Atas permasalahan tersebut PT KPC menyatakan setuju dengan perhitungan BPK. Selisih tersebut semata disebabkan karena pada saat pemeriksaan oleh BPK PT KPC masih dalam proses rekonsiliasi penghitungan royalti tersebut. Dirjen Minerbapabum menyatakan bahwa penghitungan besarnya nilai penjualan batubara bagian pemerintah dilakukan secara self assessment oleh perusahaan, dan data yang tercatat di Ditjen Minerbapabum didasarkan pada laporan dari perusahaan. Rekonsliasi data dilakukan pada saat pemerintah melakukan audit. Berdasarkan hasil audit BPK Dirjen Minerbapabum akan menagih kewajiban keuangan PT KPC periode tahun 2005 sampai dengan Triwulan II 2006 yang kurang pungut sebesar USD13,844.53 ribu.

BPK RI menyarankan agar Menteri Energi dan Sumber Daya Mineral memerintahkan Dirjen Minerbapabum untuk segera menagih kekurangan tersebut dan meningkatkan pengawasan atas perhitungan royalti perusahaan-perusahaan PKP2B.
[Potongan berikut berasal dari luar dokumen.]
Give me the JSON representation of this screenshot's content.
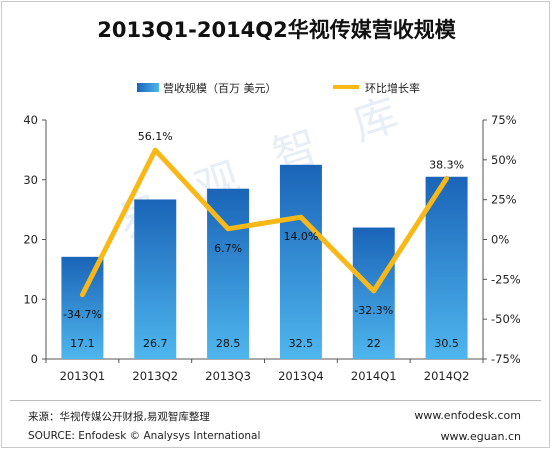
{
  "header": {
    "title": "2013Q1-2014Q2华视传媒营收规模"
  },
  "footer": {
    "source_cn": "来源：华视传媒公开财报,易观智库整理",
    "source_en": "SOURCE: Enfodesk © Analysys International",
    "url1": "www.enfodesk.com",
    "url2": "www.eguan.cn"
  },
  "watermark": "易观智库",
  "colors": {
    "bar_top": "#1a64b8",
    "bar_bottom": "#4fb6ee",
    "line": "#f7b818",
    "axis": "#555555"
  },
  "chart_data": {
    "type": "bar+line",
    "title": "2013Q1-2014Q2华视传媒营收规模",
    "categories": [
      "2013Q1",
      "2013Q2",
      "2013Q3",
      "2013Q4",
      "2014Q1",
      "2014Q2"
    ],
    "series": [
      {
        "name": "营收规模（百万 美元）",
        "type": "bar",
        "axis": "left",
        "values": [
          17.1,
          26.7,
          28.5,
          32.5,
          22,
          30.5
        ],
        "labels": [
          "17.1",
          "26.7",
          "28.5",
          "32.5",
          "22",
          "30.5"
        ]
      },
      {
        "name": "环比增长率",
        "type": "line",
        "axis": "right",
        "values": [
          -34.7,
          56.1,
          6.7,
          14.0,
          -32.3,
          38.3
        ],
        "labels": [
          "-34.7%",
          "56.1%",
          "6.7%",
          "14.0%",
          "-32.3%",
          "38.3%"
        ]
      }
    ],
    "y_left": {
      "min": 0,
      "max": 40,
      "ticks": [
        "0",
        "10",
        "20",
        "30",
        "40"
      ]
    },
    "y_right": {
      "min": -75,
      "max": 75,
      "ticks": [
        "-75%",
        "-50%",
        "-25%",
        "0%",
        "25%",
        "50%",
        "75%"
      ]
    },
    "legend_position": "top-center",
    "grid": false
  }
}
b. Royalti Pemerintah dan denda keterlambatan kurang bayar sebesar USD23,121.29 ribu

Sesuai Perjanjian Karya Pengusahaan Pertambangan Batubara, PT KPC wajib menyetor royalti setelah dikurangi dengan biaya-biaya yang telah disepakati sebagai pengeluaran bersama. Royalti tersebut disetorkan ke Rekening Kas Negara pada Bank Indonesia selambat-lambatnya 30 hari setelah akhir triwulan, dalam bentuk mata uang sesuai dengan yang diterima KPC dari setiap penjualan batubara.
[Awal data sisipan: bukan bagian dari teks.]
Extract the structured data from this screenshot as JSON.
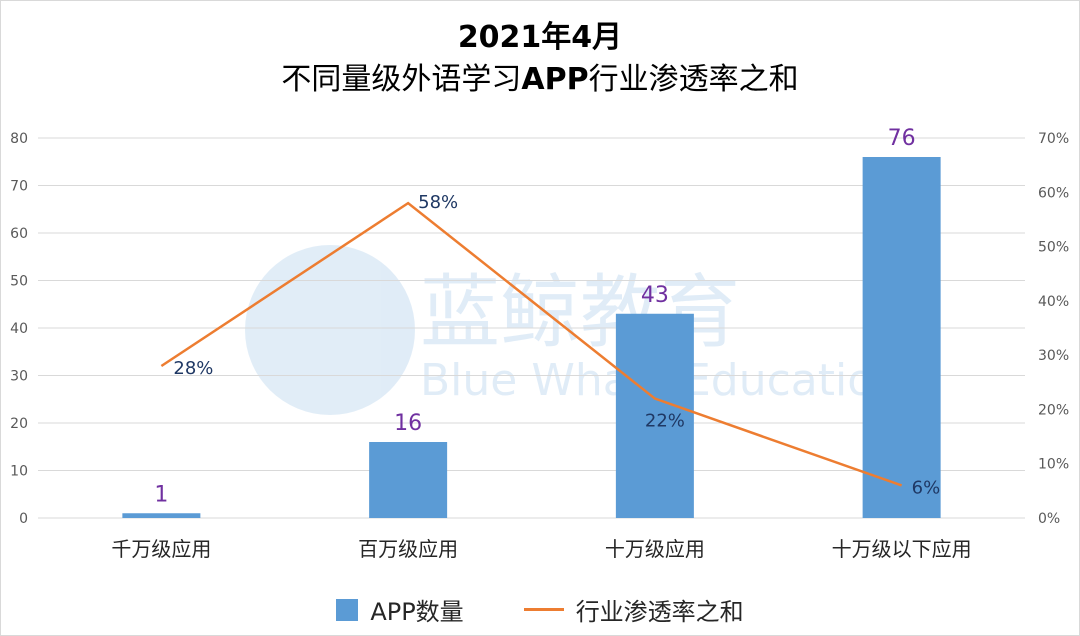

Hasil evaluasi atas perhitungan royalti PT KPC periode tahun 2005 s.d. Semester I 2006 menunjukkan bahwa kewajiban royalti PT KPC pada periode tersebut adalah sebesar USD230,124.12 ribu. Dari jumlah tersebut sampai dengan pemeriksaan berakhir PT KPC telah melaporkan kewajiban royalti tahun 2005 dan semester I 2006 kepada Departemen ESDM sebesar USD216,279.58 ribu. Berdasarkan review atas realisasi pembayaran royalti dan pemotongan klaim Pajak Pertambahan Nilai (PPN), diketahui bahwa pembayaran royalti yang dilakukan oleh PT KPC atas kewajibannya tersebut melewati batas waktu yang telah ditentukan sehingga dapat dikenakan sanksi berupa denda.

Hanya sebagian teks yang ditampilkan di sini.